Как бы самоуверенно ни держалась Татьяна, ее предпочтения в одежде лежали в области сдержанной элитарности, соблазнительной, но скромной женственности. И прямолинейная чувственность, пришедшая на смену эпохе шляпок и заполонившая некогда священные для нее модные журналы, была совершенно чужда ей: теперь на этих страницах толпились развратные валькирии Хельмута Ньютона или фотографии мастурбирующих девушек Деборы Тарбевиль. Еще несколько лет после ухода на пенсию она листала альбомы с фотографиями Джона Роулингса или Хорста П. Хорста, на которых элегантная Джин Пэтчетт представала в изящных канотье или токах ее работы, и печально спрашивала меня: “Неужели женщинам больше не хочется носить вещи, которые их украшают?”
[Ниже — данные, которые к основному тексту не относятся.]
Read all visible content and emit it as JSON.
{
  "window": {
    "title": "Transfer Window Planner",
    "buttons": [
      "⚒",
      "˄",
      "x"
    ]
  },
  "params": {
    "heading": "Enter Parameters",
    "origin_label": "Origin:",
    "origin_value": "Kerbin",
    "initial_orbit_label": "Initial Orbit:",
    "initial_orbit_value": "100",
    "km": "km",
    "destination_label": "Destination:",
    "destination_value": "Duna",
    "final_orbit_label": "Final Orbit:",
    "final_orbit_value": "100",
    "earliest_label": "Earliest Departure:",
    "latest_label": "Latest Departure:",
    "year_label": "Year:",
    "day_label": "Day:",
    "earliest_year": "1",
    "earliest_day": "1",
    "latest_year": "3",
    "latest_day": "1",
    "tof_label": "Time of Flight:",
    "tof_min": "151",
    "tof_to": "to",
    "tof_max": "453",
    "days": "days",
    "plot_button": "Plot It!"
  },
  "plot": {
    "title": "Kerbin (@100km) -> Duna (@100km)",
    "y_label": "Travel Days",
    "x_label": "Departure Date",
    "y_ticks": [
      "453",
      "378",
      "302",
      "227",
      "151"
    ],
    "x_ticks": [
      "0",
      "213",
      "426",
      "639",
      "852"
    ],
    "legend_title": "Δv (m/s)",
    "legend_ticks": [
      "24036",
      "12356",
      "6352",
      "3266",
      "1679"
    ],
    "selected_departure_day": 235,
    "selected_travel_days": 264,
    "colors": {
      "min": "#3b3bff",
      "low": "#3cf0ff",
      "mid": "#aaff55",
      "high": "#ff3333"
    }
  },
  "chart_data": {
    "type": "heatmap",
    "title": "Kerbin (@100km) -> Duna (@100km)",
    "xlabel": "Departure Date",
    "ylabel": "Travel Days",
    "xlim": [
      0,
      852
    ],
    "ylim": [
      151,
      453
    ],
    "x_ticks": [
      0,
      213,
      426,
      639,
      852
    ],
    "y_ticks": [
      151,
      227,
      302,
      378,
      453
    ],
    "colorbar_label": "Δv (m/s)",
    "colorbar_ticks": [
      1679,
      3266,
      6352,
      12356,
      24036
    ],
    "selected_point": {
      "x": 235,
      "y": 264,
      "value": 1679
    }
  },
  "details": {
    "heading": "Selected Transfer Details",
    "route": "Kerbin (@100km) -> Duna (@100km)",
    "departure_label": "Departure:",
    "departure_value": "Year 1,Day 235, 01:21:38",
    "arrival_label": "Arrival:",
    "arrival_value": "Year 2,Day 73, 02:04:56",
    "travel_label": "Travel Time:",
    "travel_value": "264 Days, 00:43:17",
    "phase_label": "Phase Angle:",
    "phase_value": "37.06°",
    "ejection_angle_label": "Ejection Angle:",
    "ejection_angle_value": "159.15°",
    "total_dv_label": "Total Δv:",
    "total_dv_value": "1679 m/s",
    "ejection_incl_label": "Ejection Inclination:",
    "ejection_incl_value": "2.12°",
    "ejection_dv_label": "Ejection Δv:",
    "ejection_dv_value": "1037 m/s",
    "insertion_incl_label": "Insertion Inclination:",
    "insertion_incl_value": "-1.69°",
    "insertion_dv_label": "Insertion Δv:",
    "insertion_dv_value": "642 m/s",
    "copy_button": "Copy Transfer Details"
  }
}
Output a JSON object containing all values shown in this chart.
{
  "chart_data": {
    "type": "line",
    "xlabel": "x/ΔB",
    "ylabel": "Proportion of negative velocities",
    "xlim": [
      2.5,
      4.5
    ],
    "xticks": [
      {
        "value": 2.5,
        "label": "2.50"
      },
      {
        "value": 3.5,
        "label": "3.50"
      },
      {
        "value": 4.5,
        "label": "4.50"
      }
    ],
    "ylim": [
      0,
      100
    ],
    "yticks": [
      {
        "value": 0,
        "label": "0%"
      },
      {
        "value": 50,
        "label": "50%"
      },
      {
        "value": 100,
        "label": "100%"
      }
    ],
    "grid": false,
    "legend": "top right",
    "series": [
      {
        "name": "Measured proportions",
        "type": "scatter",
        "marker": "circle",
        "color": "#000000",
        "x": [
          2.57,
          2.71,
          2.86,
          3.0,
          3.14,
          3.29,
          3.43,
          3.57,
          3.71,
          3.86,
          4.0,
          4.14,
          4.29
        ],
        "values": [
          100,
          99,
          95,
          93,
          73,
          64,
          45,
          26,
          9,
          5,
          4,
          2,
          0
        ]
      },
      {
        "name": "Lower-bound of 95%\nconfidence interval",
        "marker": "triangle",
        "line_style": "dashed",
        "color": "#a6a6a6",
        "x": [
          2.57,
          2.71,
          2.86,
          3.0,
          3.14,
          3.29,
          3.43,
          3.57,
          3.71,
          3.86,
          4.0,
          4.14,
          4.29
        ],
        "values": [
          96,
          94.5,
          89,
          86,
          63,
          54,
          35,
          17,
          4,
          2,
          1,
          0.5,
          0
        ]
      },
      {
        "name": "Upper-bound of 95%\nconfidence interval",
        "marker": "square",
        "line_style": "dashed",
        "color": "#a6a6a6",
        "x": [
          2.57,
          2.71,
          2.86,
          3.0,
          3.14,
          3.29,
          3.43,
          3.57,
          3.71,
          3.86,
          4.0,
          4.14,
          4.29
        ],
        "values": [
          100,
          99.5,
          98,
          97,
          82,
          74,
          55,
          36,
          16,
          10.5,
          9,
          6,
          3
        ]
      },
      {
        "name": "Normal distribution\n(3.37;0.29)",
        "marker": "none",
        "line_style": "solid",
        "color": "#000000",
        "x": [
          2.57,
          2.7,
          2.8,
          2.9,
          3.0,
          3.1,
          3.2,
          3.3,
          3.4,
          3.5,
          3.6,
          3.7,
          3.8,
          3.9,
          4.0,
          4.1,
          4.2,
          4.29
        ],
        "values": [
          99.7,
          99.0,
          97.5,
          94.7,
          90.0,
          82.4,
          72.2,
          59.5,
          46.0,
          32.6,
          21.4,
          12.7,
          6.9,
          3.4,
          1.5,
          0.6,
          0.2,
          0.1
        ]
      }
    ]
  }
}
Я с болью думаю о том, что мама чувствовала, когда в пятницу в последний раз ушла с работы, зная, что в понедельник ей будет некуда пойти. В 1965 году ей было всего пятьдесят девять, в ней по-прежнему бурлила энергия. Привычка к ежедневному труду была в ней сильнее пристрастия к любым лекарствам, и отказаться от работы ей было так же тяжело, как ее отцу – покончить с игрой. Если бы я могла прожить жизнь заново, я бы постаралась почаще навещать ее в первые годы пенсии, чаще напоминать, какого успеха она добилась, чтобы мама знала, что в самые тяжелые моменты ее упрямая дочь остается ее лучшей подругой и самой верной поклонницей. Если бы я могла прожить жизнь заново, я бы постаралась стать ей настоящим другом и ценить нашу дружбу вопреки неизбежным трениям, которые возникают между матерью и дочерью. Как она ценила дружбу, как умела дружить! Порой она играла по прагматичным правилам Алекса (например, когда бросила ставшую ненужной Наду), но она отличалась верностью, которая распространялась не только на “полезных” людей. Она была верна многим своим друзьям 1940-х годов и заботилась об опустившихся русских или кротких и унылых квакершах, которых поручали ей Уайли – кормила и опекала их всех, потому что они были вверены ее заботе.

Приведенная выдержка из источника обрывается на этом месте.